The chief guest--a marquis, with an aristocratic limp and only one
eye--has begged of her a square dance. Two lords--one very young, the
other distressingly old--have also solicited her hand in the "mazy
dance." She is the reigning belle; and she knows it.
Beautiful, sparkling, brilliant, she moves through the rooms. A great
delight, a joyous excitement, born of her youth, the music, her own
success, fills her. She has a smile, a kindly look, for every one. Even
Mr. Buscarlet, in the blackest of black clothes and rather indifferent
linen, venturing to address her as she goes by him, receives a gracious
answer in return. So does Mrs. Buscarlet, who is radiant in pink satin
and a bird-of-paradise as a crown.
"Ain't she beautiful?" says that substantial matron, with a beaming air
of approbation, as though Molly was her bosom friend, addressing the
partner of her joys. "Such a lovely-turned jaw! She has quite a look of
my sister Mary Anne when a girl. I wish, my dear, she was to be heiress
of Herst, instead of that stuck-up girl in yellow."
"So do I; so do I," replies Buscarlet, following the movements of
Beauty as she glides away, smiling, dimpling on my lord's arm.
"And--ahem!"--with a meaning and consequential cough--"perhaps she may.
Who knows? There is a certain person who has often a hold of her
grandfather's ear! Ahem!"
Meantime the band is playing its newest, sweetest strains; the air is
heavy with the scent of flowers. The low ripple of conversation and
merry laughter rises above everything. The hours are flying all too
swiftly.
"May I have the pleasure of this waltz with you?" Sir Penthony is
saying, bending over Lady Stafford, as she sits in one of the
numberless small, dimly-lit apartments that branch off the hall.

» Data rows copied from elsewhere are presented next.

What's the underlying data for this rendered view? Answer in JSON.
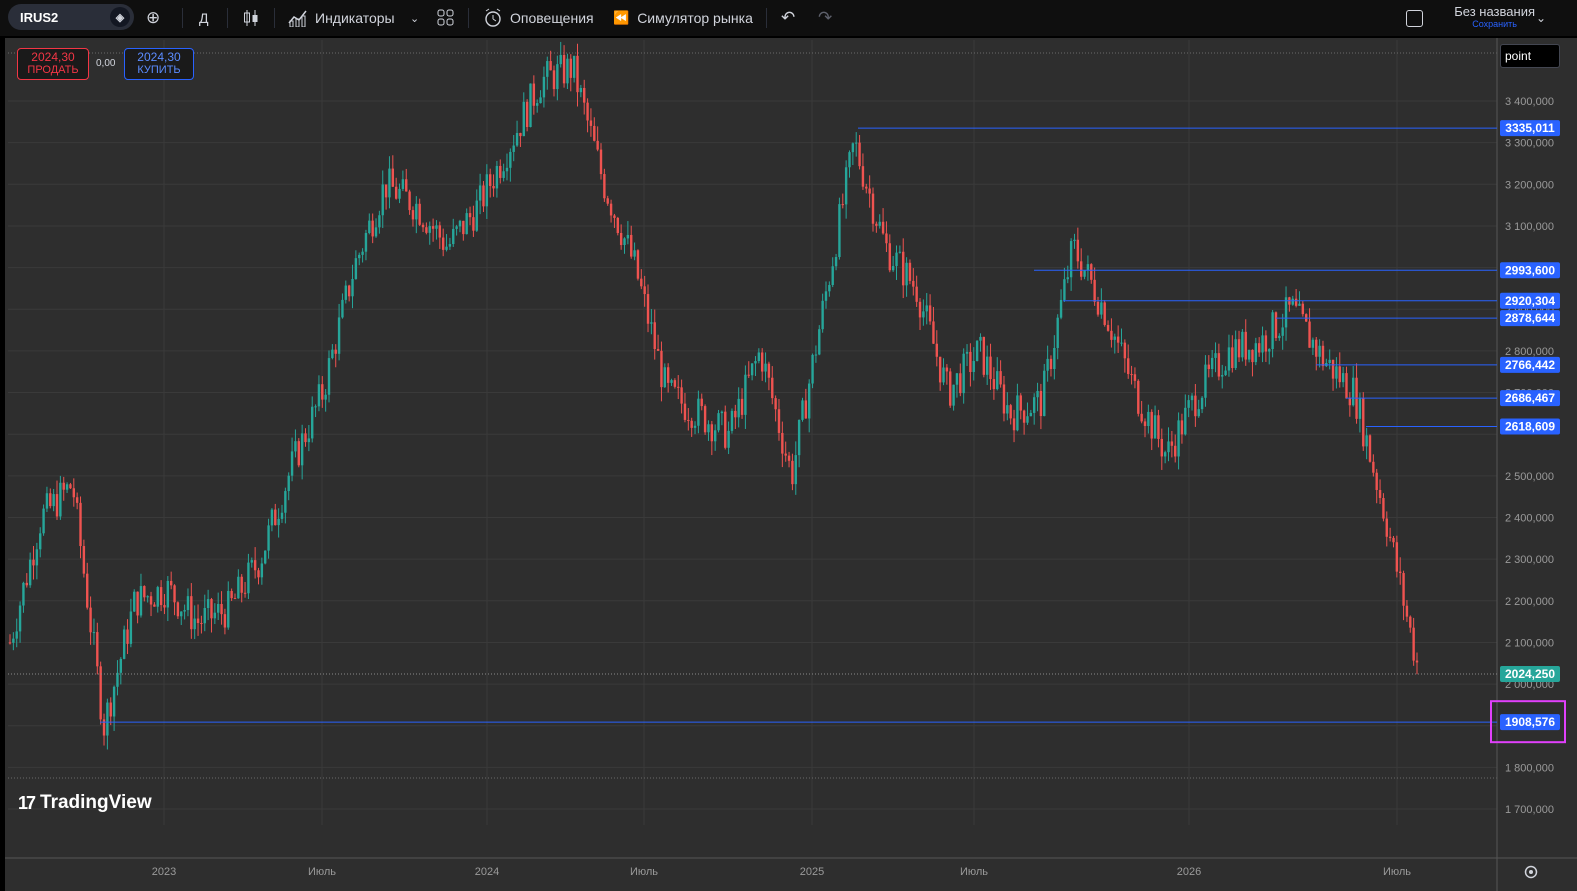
{
  "toolbar": {
    "symbol": "IRUS2",
    "interval": "Д",
    "indicators": "Индикаторы",
    "alerts": "Оповещения",
    "replay": "Симулятор рынка",
    "layout_title": "Без названия",
    "layout_save": "Сохранить"
  },
  "trade": {
    "sell_price": "2024,30",
    "sell_label": "ПРОДАТЬ",
    "buy_price": "2024,30",
    "buy_label": "КУПИТЬ",
    "spread": "0,00"
  },
  "price_axis": {
    "unit": "point",
    "ticks": [
      "3 400,000",
      "3 300,000",
      "3 200,000",
      "3 100,000",
      "2 900,000",
      "2 800,000",
      "2 700,000",
      "2 500,000",
      "2 400,000",
      "2 300,000",
      "2 200,000",
      "2 100,000",
      "2 000,000",
      "1 800,000",
      "1 700,000"
    ]
  },
  "time_axis": {
    "labels": [
      "2023",
      "Июль",
      "2024",
      "Июль",
      "2025",
      "Июль",
      "2026",
      "Июль"
    ]
  },
  "horizontal_lines": [
    {
      "label": "3335,011",
      "value": 3335.011
    },
    {
      "label": "2993,600",
      "value": 2993.6
    },
    {
      "label": "2920,304",
      "value": 2920.304
    },
    {
      "label": "2878,644",
      "value": 2878.644
    },
    {
      "label": "2766,442",
      "value": 2766.442
    },
    {
      "label": "2686,467",
      "value": 2686.467
    },
    {
      "label": "2618,609",
      "value": 2618.609
    },
    {
      "label": "1908,576",
      "value": 1908.576,
      "highlighted": true
    }
  ],
  "last_price": {
    "label": "2024,250",
    "value": 2024.25
  },
  "logo": "TradingView",
  "colors": {
    "up": "#26a69a",
    "down": "#ef5350",
    "line": "#2962ff",
    "highlight": "#e040fb",
    "last": "#26a69a"
  },
  "chart_data": {
    "type": "candlestick",
    "y_unit": "point",
    "ylim": [
      1650,
      3500
    ],
    "x": [
      "2022-10",
      "2022-11",
      "2022-12",
      "2023-01",
      "2023-02",
      "2023-03",
      "2023-04",
      "2023-05",
      "2023-06",
      "2023-07",
      "2023-08",
      "2023-09",
      "2023-10",
      "2023-11",
      "2023-12",
      "2024-01",
      "2024-02",
      "2024-03",
      "2024-04",
      "2024-05",
      "2024-06",
      "2024-07",
      "2024-08",
      "2024-09",
      "2024-10",
      "2024-11",
      "2024-12",
      "2025-01",
      "2025-02",
      "2025-03",
      "2025-04",
      "2025-05",
      "2025-06",
      "2025-07",
      "2025-08",
      "2025-09",
      "2025-10",
      "2025-11",
      "2025-12",
      "2026-01",
      "2026-02",
      "2026-03",
      "2026-04",
      "2026-05",
      "2026-06",
      "2026-07"
    ],
    "close": [
      2100,
      2400,
      2480,
      1900,
      2200,
      2230,
      2150,
      2180,
      2300,
      2520,
      2700,
      3000,
      3200,
      3150,
      3050,
      3150,
      3300,
      3450,
      3480,
      3200,
      3000,
      2700,
      2650,
      2600,
      2800,
      2500,
      2900,
      3300,
      3050,
      2950,
      2700,
      2800,
      2650,
      2680,
      3050,
      2900,
      2700,
      2550,
      2700,
      2800,
      2820,
      2900,
      2780,
      2700,
      2400,
      2050
    ],
    "series": [
      {
        "name": "IRUS2",
        "values": [
          2100,
          2400,
          2480,
          1900,
          2200,
          2230,
          2150,
          2180,
          2300,
          2520,
          2700,
          3000,
          3200,
          3150,
          3050,
          3150,
          3300,
          3450,
          3480,
          3200,
          3000,
          2700,
          2650,
          2600,
          2800,
          2500,
          2900,
          3300,
          3050,
          2950,
          2700,
          2800,
          2650,
          2680,
          3050,
          2900,
          2700,
          2550,
          2700,
          2800,
          2820,
          2900,
          2780,
          2700,
          2400,
          2050
        ]
      }
    ]
  }
}
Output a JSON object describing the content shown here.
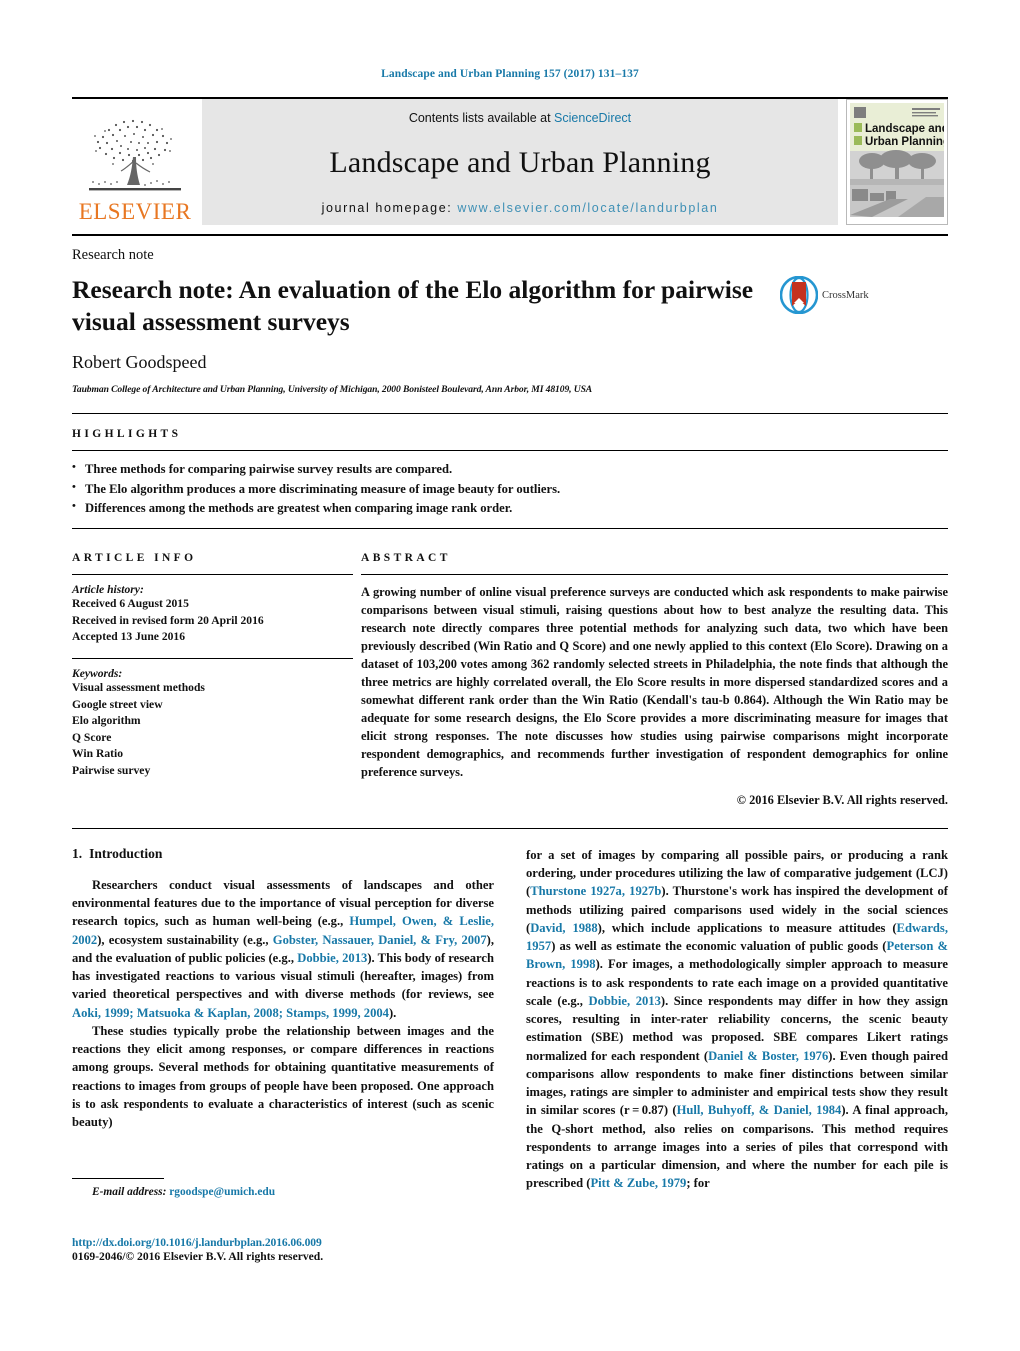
{
  "running_head": "Landscape and Urban Planning 157 (2017) 131–137",
  "masthead": {
    "publisher_name": "ELSEVIER",
    "contents_prefix": "Contents lists available at ",
    "contents_link": "ScienceDirect",
    "journal_title": "Landscape and Urban Planning",
    "homepage_prefix": "journal homepage: ",
    "homepage_url": "www.elsevier.com/locate/landurbplan",
    "cover": {
      "line1": "Landscape and",
      "line2": "Urban Planning"
    }
  },
  "article": {
    "kind": "Research note",
    "title": "Research note: An evaluation of the Elo algorithm for pairwise visual assessment surveys",
    "crossmark_label": "CrossMark",
    "author": "Robert Goodspeed",
    "affiliation": "Taubman College of Architecture and Urban Planning, University of Michigan, 2000 Bonisteel Boulevard, Ann Arbor, MI 48109, USA"
  },
  "highlights": {
    "heading": "HIGHLIGHTS",
    "items": [
      "Three methods for comparing pairwise survey results are compared.",
      "The Elo algorithm produces a more discriminating measure of image beauty for outliers.",
      "Differences among the methods are greatest when comparing image rank order."
    ]
  },
  "article_info": {
    "heading": "ARTICLE INFO",
    "history_label": "Article history:",
    "history": [
      "Received 6 August 2015",
      "Received in revised form 20 April 2016",
      "Accepted 13 June 2016"
    ],
    "keywords_label": "Keywords:",
    "keywords": [
      "Visual assessment methods",
      "Google street view",
      "Elo algorithm",
      "Q Score",
      "Win Ratio",
      "Pairwise survey"
    ]
  },
  "abstract": {
    "heading": "ABSTRACT",
    "text": "A growing number of online visual preference surveys are conducted which ask respondents to make pairwise comparisons between visual stimuli, raising questions about how to best analyze the resulting data. This research note directly compares three potential methods for analyzing such data, two which have been previously described (Win Ratio and Q Score) and one newly applied to this context (Elo Score). Drawing on a dataset of 103,200 votes among 362 randomly selected streets in Philadelphia, the note finds that although the three metrics are highly correlated overall, the Elo Score results in more dispersed standardized scores and a somewhat different rank order than the Win Ratio (Kendall's tau-b 0.864). Although the Win Ratio may be adequate for some research designs, the Elo Score provides a more discriminating measure for images that elicit strong responses. The note discusses how studies using pairwise comparisons might incorporate respondent demographics, and recommends further investigation of respondent demographics for online preference surveys.",
    "copyright": "© 2016 Elsevier B.V. All rights reserved."
  },
  "body": {
    "section_number": "1.",
    "section_title": "Introduction",
    "left_paragraphs": [
      {
        "parts": [
          {
            "t": "Researchers conduct visual assessments of landscapes and other environmental features due to the importance of visual perception for diverse research topics, such as human well-being (e.g., ",
            "ref": false
          },
          {
            "t": "Humpel, Owen, & Leslie, 2002",
            "ref": true
          },
          {
            "t": "), ecosystem sustainability (e.g., ",
            "ref": false
          },
          {
            "t": "Gobster, Nassauer, Daniel, & Fry, 2007",
            "ref": true
          },
          {
            "t": "), and the evaluation of public policies (e.g., ",
            "ref": false
          },
          {
            "t": "Dobbie, 2013",
            "ref": true
          },
          {
            "t": "). This body of research has investigated reactions to various visual stimuli (hereafter, images) from varied theoretical perspectives and with diverse methods (for reviews, see ",
            "ref": false
          },
          {
            "t": "Aoki, 1999; Matsuoka & Kaplan, 2008; Stamps, 1999, 2004",
            "ref": true
          },
          {
            "t": ").",
            "ref": false
          }
        ]
      },
      {
        "parts": [
          {
            "t": "These studies typically probe the relationship between images and the reactions they elicit among responses, or compare differences in reactions among groups. Several methods for obtaining quantitative measurements of reactions to images from groups of people have been proposed. One approach is to ask respondents to evaluate a characteristics of interest (such as scenic beauty)",
            "ref": false
          }
        ]
      }
    ],
    "right_paragraphs": [
      {
        "parts": [
          {
            "t": "for a set of images by comparing all possible pairs, or producing a rank ordering, under procedures utilizing the law of comparative judgement (LCJ) (",
            "ref": false
          },
          {
            "t": "Thurstone 1927a, 1927b",
            "ref": true
          },
          {
            "t": "). Thurstone's work has inspired the development of methods utilizing paired comparisons used widely in the social sciences (",
            "ref": false
          },
          {
            "t": "David, 1988",
            "ref": true
          },
          {
            "t": "), which include applications to measure attitudes (",
            "ref": false
          },
          {
            "t": "Edwards, 1957",
            "ref": true
          },
          {
            "t": ") as well as estimate the economic valuation of public goods (",
            "ref": false
          },
          {
            "t": "Peterson & Brown, 1998",
            "ref": true
          },
          {
            "t": "). For images, a methodologically simpler approach to measure reactions is to ask respondents to rate each image on a provided quantitative scale (e.g., ",
            "ref": false
          },
          {
            "t": "Dobbie, 2013",
            "ref": true
          },
          {
            "t": "). Since respondents may differ in how they assign scores, resulting in inter-rater reliability concerns, the scenic beauty estimation (SBE) method was proposed. SBE compares Likert ratings normalized for each respondent (",
            "ref": false
          },
          {
            "t": "Daniel & Boster, 1976",
            "ref": true
          },
          {
            "t": "). Even though paired comparisons allow respondents to make finer distinctions between similar images, ratings are simpler to administer and empirical tests show they result in similar scores (r = 0.87) (",
            "ref": false
          },
          {
            "t": "Hull, Buhyoff, & Daniel, 1984",
            "ref": true
          },
          {
            "t": "). A final approach, the Q-short method, also relies on comparisons. This method requires respondents to arrange images into a series of piles that correspond with ratings on a particular dimension, and where the number for each pile is prescribed (",
            "ref": false
          },
          {
            "t": "Pitt & Zube, 1979",
            "ref": true
          },
          {
            "t": "; for",
            "ref": false
          }
        ]
      }
    ]
  },
  "footer": {
    "email_label": "E-mail address:",
    "email": "rgoodspe@umich.edu",
    "doi": "http://dx.doi.org/10.1016/j.landurbplan.2016.06.009",
    "issn_copyright": "0169-2046/© 2016 Elsevier B.V. All rights reserved."
  },
  "colors": {
    "link": "#1879a8",
    "homepage_link": "#3f90b5",
    "elsevier_orange": "#e87722",
    "masthead_bg": "#e6e6e6",
    "crossmark_red": "#c4321f",
    "crossmark_blue": "#2596d1"
  }
}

"Dear Sir Penthony, do you think I will test your good-nature so far?
You are kind to a fault, and I will not repay you so poorly as to avail
myself of your offer. Fancy condemning you to waste a whole dance on
your--wife!"
The first of the small hours has long since sounded, and she is a
little piqued that not until now has he asked her to dance.
Nevertheless, she addresses him with her most charming smile.
"I, for my part, should not consider it a dance wasted," replies he,
stiffly.
"Is he not self-denying?" she says, turning languidly toward Lowry,
who, as usual, stands beside her.
"You cannot expect me to see it in that light," replies he, politely.